Sejarah Peringatan Nuzulul Quran 17 Ramadan

Terdapat perbedaan pandangan di kalangan ulama mengenai tanggal pasti turunnya wahyu pertama Al-Qur’an. Sebagian berpendapat bahwa Nuzulul Qur’an terjadi pada 18 atau 19 Ramadhan. Meski demikian, para ulama sepakat bahwa peristiwa tersebut berlangsung di Gua Hira pada bulan suci Ramadhan.

Di Indonesia, Nuzulul Qur’an secara umum diperingati setiap 17 Ramadhan. Penetapan ini merujuk pada Surah Al-Anfal ayat 41 yang menyebutkan tentang hari Al-Furqan, yaitu hari bertemunya dua pasukan dalam Perang Badar. Ayat tersebut menjadi dasar bahwa turunnya Al-Qur’an berkaitan dengan momentum besar kemenangan umat Islam.

Secara historis, Perang Badar terjadi pada Jumat, 17 Ramadhan tahun 2 Hijriah.

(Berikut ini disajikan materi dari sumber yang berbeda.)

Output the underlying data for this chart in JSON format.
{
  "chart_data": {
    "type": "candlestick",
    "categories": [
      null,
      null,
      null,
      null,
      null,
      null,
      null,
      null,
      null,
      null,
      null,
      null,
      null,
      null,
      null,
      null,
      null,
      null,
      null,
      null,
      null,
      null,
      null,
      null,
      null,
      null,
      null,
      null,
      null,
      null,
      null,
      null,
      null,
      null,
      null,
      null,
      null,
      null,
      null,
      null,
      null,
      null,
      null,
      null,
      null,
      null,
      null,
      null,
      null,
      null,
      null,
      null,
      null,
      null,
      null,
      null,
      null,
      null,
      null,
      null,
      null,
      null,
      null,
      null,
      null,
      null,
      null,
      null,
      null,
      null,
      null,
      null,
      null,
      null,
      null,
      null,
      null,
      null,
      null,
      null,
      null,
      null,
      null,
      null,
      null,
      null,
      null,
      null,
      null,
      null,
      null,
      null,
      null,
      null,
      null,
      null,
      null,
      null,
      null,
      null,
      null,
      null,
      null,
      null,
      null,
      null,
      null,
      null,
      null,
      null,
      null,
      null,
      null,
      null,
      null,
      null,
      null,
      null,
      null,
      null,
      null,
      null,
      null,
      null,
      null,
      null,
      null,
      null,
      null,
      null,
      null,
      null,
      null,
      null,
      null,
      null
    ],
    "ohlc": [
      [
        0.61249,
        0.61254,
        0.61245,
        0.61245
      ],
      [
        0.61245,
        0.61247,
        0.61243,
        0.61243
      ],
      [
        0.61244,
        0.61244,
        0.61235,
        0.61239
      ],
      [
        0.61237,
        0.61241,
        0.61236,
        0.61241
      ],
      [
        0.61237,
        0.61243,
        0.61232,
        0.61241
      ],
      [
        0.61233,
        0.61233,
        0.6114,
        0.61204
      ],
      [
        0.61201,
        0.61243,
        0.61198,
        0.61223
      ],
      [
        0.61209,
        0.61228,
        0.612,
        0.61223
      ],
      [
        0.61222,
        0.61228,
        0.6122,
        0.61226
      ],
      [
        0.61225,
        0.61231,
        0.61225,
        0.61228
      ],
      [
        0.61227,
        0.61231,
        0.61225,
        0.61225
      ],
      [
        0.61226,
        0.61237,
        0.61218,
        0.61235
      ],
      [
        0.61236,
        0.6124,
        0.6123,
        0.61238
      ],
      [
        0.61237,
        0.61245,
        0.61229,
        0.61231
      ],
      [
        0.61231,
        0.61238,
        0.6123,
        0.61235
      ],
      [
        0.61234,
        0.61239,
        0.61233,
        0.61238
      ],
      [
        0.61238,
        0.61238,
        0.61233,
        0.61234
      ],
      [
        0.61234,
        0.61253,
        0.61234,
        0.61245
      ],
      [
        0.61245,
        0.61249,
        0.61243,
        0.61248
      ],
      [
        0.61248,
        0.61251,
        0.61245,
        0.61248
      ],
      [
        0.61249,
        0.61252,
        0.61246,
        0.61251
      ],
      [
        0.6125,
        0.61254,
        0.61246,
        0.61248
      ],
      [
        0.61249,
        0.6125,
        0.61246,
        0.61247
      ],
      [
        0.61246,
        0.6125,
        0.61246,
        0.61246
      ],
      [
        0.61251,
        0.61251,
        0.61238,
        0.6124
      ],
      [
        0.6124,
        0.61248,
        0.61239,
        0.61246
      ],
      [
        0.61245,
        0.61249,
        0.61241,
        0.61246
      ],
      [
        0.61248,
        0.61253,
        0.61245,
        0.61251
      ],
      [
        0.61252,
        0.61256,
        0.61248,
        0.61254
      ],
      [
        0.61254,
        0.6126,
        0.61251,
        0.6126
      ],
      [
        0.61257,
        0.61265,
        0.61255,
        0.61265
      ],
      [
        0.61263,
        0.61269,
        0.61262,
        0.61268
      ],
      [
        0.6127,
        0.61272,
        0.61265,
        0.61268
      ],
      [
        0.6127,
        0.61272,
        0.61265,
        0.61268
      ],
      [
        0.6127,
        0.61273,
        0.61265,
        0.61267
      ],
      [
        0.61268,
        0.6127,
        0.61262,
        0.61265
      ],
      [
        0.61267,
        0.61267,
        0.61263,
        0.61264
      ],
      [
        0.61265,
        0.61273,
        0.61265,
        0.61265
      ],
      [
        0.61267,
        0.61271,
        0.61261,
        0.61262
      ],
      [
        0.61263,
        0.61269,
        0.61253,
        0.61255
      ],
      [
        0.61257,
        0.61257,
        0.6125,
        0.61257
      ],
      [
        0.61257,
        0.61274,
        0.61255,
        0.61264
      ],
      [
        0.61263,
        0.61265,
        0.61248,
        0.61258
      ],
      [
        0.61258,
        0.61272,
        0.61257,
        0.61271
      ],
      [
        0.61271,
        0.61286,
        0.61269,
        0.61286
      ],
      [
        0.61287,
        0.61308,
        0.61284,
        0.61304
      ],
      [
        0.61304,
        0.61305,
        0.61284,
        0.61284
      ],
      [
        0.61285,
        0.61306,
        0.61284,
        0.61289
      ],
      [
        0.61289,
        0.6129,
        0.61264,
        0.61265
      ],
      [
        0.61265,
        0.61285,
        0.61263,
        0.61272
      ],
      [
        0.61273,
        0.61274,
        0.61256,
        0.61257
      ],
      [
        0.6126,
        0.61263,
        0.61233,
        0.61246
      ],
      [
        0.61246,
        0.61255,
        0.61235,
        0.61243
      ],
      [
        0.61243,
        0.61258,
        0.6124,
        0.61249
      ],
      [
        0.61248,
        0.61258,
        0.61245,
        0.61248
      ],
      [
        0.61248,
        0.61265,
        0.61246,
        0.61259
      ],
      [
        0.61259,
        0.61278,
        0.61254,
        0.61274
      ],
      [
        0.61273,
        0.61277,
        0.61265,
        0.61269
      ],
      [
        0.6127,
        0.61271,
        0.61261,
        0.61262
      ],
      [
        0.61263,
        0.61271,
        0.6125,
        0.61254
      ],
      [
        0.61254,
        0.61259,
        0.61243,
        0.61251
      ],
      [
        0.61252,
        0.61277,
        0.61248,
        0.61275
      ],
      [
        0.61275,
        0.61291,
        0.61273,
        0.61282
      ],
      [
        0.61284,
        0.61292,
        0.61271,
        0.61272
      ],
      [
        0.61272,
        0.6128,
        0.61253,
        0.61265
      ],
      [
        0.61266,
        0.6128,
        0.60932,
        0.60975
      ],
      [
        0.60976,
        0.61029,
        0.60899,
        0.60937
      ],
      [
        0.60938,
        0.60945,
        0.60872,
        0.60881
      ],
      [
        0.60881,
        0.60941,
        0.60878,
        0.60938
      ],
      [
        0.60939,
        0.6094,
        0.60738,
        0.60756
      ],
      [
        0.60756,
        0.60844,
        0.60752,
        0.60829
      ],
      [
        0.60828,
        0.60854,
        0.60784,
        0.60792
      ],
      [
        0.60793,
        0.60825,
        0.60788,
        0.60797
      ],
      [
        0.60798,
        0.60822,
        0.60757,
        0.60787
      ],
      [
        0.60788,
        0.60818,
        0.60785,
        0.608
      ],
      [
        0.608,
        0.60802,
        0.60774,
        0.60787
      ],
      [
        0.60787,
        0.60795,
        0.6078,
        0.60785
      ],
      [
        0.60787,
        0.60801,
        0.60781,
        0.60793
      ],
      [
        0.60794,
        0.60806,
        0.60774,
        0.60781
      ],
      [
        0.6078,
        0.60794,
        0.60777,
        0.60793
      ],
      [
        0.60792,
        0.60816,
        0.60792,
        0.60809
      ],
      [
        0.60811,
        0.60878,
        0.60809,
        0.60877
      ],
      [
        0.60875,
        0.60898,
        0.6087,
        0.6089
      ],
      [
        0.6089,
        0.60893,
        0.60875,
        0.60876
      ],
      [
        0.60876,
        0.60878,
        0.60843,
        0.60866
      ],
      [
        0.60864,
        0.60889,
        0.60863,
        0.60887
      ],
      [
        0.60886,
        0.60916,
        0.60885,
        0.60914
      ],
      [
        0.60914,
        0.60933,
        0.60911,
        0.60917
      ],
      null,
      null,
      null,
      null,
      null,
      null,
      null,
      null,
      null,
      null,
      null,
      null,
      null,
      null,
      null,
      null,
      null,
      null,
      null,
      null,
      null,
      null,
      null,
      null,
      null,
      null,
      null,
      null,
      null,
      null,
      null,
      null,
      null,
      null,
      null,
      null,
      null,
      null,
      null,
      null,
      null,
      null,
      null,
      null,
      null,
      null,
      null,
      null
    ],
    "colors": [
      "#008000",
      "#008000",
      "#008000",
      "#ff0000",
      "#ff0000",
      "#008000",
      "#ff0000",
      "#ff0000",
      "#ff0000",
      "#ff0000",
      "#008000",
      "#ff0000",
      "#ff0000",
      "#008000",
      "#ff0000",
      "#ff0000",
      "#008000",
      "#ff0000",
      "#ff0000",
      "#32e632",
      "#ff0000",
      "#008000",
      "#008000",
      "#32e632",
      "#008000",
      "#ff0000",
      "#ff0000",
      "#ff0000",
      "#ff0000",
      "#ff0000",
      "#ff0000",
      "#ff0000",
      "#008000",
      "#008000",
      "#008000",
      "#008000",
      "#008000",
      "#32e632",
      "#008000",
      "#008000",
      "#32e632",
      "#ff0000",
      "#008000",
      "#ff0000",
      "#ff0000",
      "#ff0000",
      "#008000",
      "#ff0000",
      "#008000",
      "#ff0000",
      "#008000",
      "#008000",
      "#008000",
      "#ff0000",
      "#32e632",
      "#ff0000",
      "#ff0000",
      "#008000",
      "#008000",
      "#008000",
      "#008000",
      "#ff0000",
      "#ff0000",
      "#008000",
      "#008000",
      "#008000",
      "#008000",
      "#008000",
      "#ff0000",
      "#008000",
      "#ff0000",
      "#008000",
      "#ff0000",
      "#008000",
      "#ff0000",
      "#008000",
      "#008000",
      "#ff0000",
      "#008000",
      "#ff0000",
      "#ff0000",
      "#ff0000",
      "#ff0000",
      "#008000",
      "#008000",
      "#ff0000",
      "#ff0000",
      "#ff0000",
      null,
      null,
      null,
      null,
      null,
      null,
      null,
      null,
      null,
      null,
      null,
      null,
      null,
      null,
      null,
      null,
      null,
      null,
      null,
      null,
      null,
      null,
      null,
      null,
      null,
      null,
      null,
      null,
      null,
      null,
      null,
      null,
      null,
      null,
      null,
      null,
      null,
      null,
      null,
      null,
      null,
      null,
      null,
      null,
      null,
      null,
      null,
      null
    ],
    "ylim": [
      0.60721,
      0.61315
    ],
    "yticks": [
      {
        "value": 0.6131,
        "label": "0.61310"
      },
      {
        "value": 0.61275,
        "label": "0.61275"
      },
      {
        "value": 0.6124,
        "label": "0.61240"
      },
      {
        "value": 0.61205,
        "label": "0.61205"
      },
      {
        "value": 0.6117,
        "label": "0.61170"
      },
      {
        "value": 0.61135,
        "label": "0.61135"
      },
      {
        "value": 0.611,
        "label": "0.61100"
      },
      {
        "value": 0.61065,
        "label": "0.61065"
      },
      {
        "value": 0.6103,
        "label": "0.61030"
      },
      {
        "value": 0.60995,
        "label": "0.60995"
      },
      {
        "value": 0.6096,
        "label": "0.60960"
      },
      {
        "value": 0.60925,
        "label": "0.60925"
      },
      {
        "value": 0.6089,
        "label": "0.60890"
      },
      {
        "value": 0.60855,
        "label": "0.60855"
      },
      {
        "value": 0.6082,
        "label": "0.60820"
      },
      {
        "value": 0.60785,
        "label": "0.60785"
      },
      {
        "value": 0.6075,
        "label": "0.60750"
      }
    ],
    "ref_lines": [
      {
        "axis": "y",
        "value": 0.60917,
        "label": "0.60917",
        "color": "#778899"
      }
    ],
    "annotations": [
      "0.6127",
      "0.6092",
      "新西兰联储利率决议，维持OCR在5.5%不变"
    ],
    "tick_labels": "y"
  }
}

Mengacu pada Kalender Hijriah Indonesia 2025 yang diterbitkan Kementerian Agama (Kemenag) RI, tanggal 17 Ramadhan bertepatan dengan 17 Maret 2025. Namun karena dalam kalender Islam pergantian hari dimulai sejak Magrib, maka malam Nuzulul Qur’an sudah dimulai pada Minggu, 16 Maret 2025 setelah waktu Magrib.

Baca Juga: 30+ Kegiatan Bulan Ramadhan untuk Anak SD yang Kreatif

Nuzulul Quran 2026 Tanggal Berapa?

Berdasarkan Maklumat Pimpinan Pusat (PP) Muhammadiyah tentang hasil hisab Ramadan, Syawal, dan Zulhijah 1447 Hijriah, awal Ramadan 1447 H ditetapkan pada Rabu, 18 Februari 2026. Dengan demikian, menurut Muhammadiyah, peringatan Nuzulul Quran jatuh pada Jumat, 6 Maret 2026.

Penetapan tersebut menggunakan metode hisab hakiki wujudul hilal, yakni perhitungan astronomis untuk menentukan posisi bulan sebagai dasar awal bulan Hijriah. Melalui metode ini, Muhammadiyah menetapkan berbagai hari besar Islam, termasuk tanggal peringatan Nuzulul Quran.

Di sisi lain, pemerintah melalui sidang isbat yang digelar Kementerian Agama Republik Indonesia (Kemenag RI) menetapkan 1 Ramadan 1447 H pada Kamis, 19 Februari 2026. Berdasarkan keputusan tersebut, Nuzulul Quran versi pemerintah diperingati pada Sabtu, 7 Maret 2026 dan menjadi acuan resmi bagi masyarakat yang mengikuti ketetapan pemerintah.

Perbedaan penentuan tanggal ini wajar terjadi karena perbedaan metode dalam menetapkan awal bulan Hijriah. Meskipun demikian, Nuzulul Quran tetap menjadi momentum penting di bulan Ramadan untuk semakin mendekatkan diri dan memperkuat kecintaan terhadap Al-Qur’an.

Keistimewaan Malam Nuzulul Quran

Nuzulul Qur’an merupakan peristiwa bersejarah dalam Islam yang sarat dengan berbagai keutamaan. Berdasarkan keterangan dari Universitas Insan Cita Indonesia (UICI), malam turunnya Al-Qur’an menyimpan banyak nilai spiritual bagi umat Muslim.

1. Malam Penuh Kemuliaan

Al-Qur’an diturunkan pada malam yang dimuliakan oleh Allah SWT. Suasananya digambarkan penuh ketenangan dan kedamaian, langit tampak bersih, serta menghadirkan keberkahan yang menenangkan hati orang-orang beriman.

2. Turunnya Para Malaikat

Pada malam istimewa ini, para malaikat turun ke bumi untuk mendoakan hamba-hamba yang beribadah. Karena itu, umat Islam dianjurkan memperbanyak amal seperti salat, zikir, membaca Al-Qur’an, dan beri’tikaf agar dapat meraih limpahan rahmat tersebut.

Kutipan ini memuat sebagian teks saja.